Neben dem 75-jährigen Grosser will auch Graumann heute in der Paulskirche reden. Er bekräftigte die Kritik an Grosser. "Es geht hier gar nicht um politische Eitelkeiten oder darum, dass der Zentralrat etwa zu allem und jedem seinen Koscher-Stempel vergeben muss. Schon gar nicht geht es um persönliche Befindlichkeiten", sagte Graumann dem Abendblatt. Es gehe darum, dass Herr Grosser, der ein zu Recht angesehener Mann mit eindrucksvoller Biografie sei, Positionen vertrete, die von der überwiegenden Mehrheit der jüdischen Gemeinschaft nicht geteilt werden. In diesem Sinne sei er eben kein Brückenbauer, sondern "jemand, der Gräben aufreißt und polarisiert". Grosser könne seine Meinung immerzu vertreten. "Aber ausgerechnet am 9. November in der Paulskirche ist das eine Besetzung, die uns schmerzt." Unterdessen beklagt der Zentralrat einen zunehmend enthemmten Antisemitismus in der Gesellschaft. Zentralrats-Vize Graumann sagte, Antisemitismus habe man lange Zeit eher an den extremistischen Rändern der Republik verortet. "Wissenschaftliche Untersuchungen bestätigen nunmehr, was für die jüdische Gemeinschaft in Deutschland schon seit Längerem fühlbar ist: dass sich der Antisemitismus in all seinen Facetten in die gesellschaftliche Mitte vorgearbeitet hat und dort auch zunehmend enthemmt geäußert wird", kritisierte Graumann.

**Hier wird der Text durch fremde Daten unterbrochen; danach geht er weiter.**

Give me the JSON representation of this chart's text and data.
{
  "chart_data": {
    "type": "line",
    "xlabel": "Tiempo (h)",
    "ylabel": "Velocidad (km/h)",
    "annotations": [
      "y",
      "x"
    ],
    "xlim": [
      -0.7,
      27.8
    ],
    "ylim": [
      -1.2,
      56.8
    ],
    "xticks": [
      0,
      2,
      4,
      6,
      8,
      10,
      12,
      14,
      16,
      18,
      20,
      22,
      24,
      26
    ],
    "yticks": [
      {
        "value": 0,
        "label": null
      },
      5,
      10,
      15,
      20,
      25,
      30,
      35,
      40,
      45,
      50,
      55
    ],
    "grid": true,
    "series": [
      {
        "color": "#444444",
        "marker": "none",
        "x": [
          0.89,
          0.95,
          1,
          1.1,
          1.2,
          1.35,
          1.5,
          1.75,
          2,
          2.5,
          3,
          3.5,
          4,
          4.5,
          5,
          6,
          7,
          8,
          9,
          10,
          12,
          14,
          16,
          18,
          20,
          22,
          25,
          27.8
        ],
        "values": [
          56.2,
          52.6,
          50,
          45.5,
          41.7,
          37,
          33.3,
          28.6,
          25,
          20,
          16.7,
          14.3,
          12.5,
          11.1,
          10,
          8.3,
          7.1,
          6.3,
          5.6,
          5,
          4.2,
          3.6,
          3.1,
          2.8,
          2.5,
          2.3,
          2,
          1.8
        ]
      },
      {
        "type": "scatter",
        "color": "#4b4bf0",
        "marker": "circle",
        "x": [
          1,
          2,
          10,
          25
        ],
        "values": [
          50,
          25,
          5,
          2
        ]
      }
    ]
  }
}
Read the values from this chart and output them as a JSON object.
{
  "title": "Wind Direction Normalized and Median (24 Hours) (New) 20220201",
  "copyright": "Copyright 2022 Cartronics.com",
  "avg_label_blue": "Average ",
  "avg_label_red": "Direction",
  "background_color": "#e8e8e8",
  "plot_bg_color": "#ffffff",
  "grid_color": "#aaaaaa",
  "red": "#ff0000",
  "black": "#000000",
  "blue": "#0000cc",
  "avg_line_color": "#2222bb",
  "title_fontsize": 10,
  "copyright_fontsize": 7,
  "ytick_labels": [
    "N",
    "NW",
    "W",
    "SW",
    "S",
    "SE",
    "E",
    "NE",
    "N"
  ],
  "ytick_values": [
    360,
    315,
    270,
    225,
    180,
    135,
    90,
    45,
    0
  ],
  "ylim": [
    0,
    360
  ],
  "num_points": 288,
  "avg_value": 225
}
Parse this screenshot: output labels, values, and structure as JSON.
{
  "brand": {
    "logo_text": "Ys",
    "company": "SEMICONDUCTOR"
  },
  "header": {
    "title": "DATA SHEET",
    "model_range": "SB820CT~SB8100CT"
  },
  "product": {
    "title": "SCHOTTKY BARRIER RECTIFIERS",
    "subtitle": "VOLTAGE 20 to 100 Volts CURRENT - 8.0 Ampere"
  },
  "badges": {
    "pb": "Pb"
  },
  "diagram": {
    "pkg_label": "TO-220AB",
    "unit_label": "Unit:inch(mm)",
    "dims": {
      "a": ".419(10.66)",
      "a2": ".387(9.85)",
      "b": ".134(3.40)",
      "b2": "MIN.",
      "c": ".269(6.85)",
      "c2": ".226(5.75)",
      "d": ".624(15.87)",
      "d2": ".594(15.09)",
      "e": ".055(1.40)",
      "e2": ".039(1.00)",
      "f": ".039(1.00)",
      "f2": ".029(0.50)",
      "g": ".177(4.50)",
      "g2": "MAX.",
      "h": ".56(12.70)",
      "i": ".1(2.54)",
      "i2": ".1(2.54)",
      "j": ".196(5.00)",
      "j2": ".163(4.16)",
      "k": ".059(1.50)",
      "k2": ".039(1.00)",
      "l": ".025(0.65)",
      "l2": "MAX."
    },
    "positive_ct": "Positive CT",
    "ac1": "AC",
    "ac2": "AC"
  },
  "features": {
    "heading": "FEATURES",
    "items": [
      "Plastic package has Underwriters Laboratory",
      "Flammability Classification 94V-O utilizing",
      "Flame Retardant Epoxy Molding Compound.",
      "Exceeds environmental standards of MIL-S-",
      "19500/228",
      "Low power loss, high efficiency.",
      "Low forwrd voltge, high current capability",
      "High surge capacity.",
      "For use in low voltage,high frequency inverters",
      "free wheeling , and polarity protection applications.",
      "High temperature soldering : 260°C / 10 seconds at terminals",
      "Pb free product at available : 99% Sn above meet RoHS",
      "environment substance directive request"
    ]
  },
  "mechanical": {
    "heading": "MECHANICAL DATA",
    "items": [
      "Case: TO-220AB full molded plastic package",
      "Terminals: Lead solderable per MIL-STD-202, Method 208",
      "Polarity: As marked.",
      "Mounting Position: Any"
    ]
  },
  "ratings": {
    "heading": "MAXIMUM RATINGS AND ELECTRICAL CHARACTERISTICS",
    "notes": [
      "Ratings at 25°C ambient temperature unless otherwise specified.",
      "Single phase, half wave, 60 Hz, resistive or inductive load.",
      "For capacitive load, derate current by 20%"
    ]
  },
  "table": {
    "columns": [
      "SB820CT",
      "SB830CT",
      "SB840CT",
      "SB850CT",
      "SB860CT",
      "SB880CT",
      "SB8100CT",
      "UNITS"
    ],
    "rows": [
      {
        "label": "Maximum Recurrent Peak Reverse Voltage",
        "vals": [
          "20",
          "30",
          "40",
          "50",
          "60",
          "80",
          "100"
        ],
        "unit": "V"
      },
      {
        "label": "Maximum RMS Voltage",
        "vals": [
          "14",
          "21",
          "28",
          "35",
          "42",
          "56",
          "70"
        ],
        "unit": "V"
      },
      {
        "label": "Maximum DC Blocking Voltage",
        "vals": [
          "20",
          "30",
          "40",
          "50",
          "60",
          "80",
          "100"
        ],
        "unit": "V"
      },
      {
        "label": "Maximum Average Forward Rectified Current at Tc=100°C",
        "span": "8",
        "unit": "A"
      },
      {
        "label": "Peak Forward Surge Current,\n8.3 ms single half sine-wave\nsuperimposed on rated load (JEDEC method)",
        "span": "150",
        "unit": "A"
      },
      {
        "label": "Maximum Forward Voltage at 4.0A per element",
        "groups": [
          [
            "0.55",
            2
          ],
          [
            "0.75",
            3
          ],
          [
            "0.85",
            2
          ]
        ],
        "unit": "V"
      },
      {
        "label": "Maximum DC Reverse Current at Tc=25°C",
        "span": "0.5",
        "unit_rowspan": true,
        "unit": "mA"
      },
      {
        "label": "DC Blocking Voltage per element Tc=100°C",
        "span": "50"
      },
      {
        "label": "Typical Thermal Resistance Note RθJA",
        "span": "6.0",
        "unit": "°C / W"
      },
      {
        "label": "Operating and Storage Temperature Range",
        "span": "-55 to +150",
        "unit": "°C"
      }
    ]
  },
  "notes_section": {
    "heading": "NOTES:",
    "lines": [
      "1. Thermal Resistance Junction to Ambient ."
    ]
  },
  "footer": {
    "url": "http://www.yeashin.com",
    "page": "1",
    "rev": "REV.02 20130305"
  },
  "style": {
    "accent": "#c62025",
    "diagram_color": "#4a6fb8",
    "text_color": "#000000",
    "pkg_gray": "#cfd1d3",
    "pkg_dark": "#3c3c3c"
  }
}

Man könne sich manchmal des Eindrucks nicht erwehren, dass der Konsens, der zum Fundament dieser Gesellschaft nach der schrecklichen Erfahrung des Holocaust gehörte - nie wieder Antisemitismus, nie wieder Fremdenfeindlichkeit und Rassismus -, dass dieser Konsens durch aktuelle politische Entwicklungen bis weit in die Mitte unserer Gesellschaft hinein aufgeweicht zu werden drohe, sagte Graumann weiter. Er betonte: "Das ist beängstigend und muss uns anspornen, hier gemeinsam aktiv gegenzusteuern."

Der designierte Präsident des Zentralrats, der Ende November als Nachfolger von Charlotte Knobloch gewählt werden soll, gab zu bedenken, dass die Würdigung des 9. Novembers sich nicht nur in Gedenkveranstaltungen oder Gedenkreden auf der großen politischen Bühne widerspiegele. Sie spiegele sich auch in den kleinen lokalen Initiativen wider, die sich dafür engagieren, dass die grauenvollen Ereignisse des 9. November 1938 und die noch grauenvolleren, die folgen sollten, nicht vergessen werden, so Graumann. Das finde leider oftmals viel zu wenig Beachtung, monierte der Vizepräsident.